X

Geçmişi romantize ederek şimdinin güzelliğini kaçırıyor olabilir misiniz?

Eski bayramlar bir başkaydı… Pandemiden önce sosyalleşmek daha eğlenceliydi. Bir zamanlar İstanbul, harika bir şehirdi… Çoğumuz eskiden çimlerin daha yeşil olduğu konusunda ısrarcıyız. Geçmişteki güzel anılara odaklanıyoruz, kötü olanları unutuyoruz ve bunu yaparak mevcut hayatımızın olumlu taraflarını değersizleştiriyoruz.

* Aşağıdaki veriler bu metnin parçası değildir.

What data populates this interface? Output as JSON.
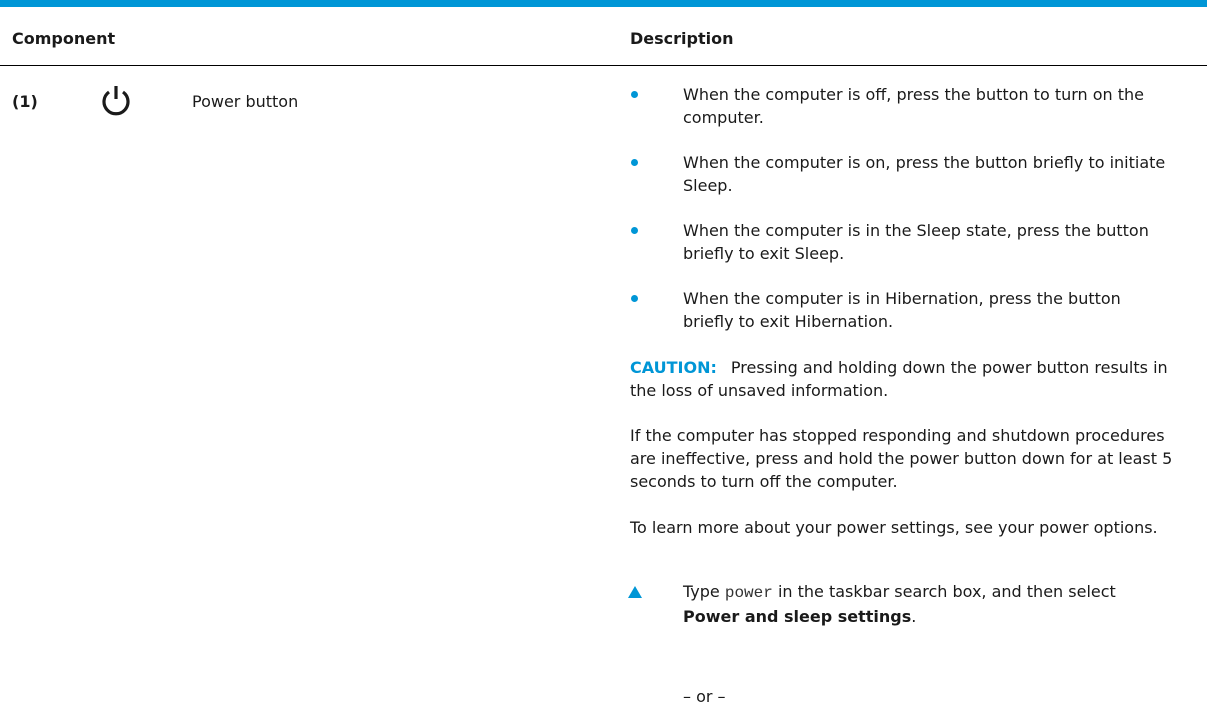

Daha da önemlisi, muhtemelen yakın gelecekte de bugünleri özleyeceğiz.

Neden geçmişi romantize ederiz?

Bazı psikologlar, geçmişi böyle pespembe hatırlama yanılgısına “rosy retrospection” adını veriyor. Bağımlılıktan kurtulma topluluklarında ise geçmişi romantikleştirmeye bazen “öforik hatırlama” deniyor ve bu durum “olumsuz sonuçlar yerine sadece uyarıcı kullanımıyla ilişkili zevkleri hatırlamak” olarak tanımlanıyor. Geçmişi romantize etmeyi ifade eden terim hangisi olursa olsun; bu duyguyu hepimiz biliyoruz. Peki bu, kötü bir şey mi?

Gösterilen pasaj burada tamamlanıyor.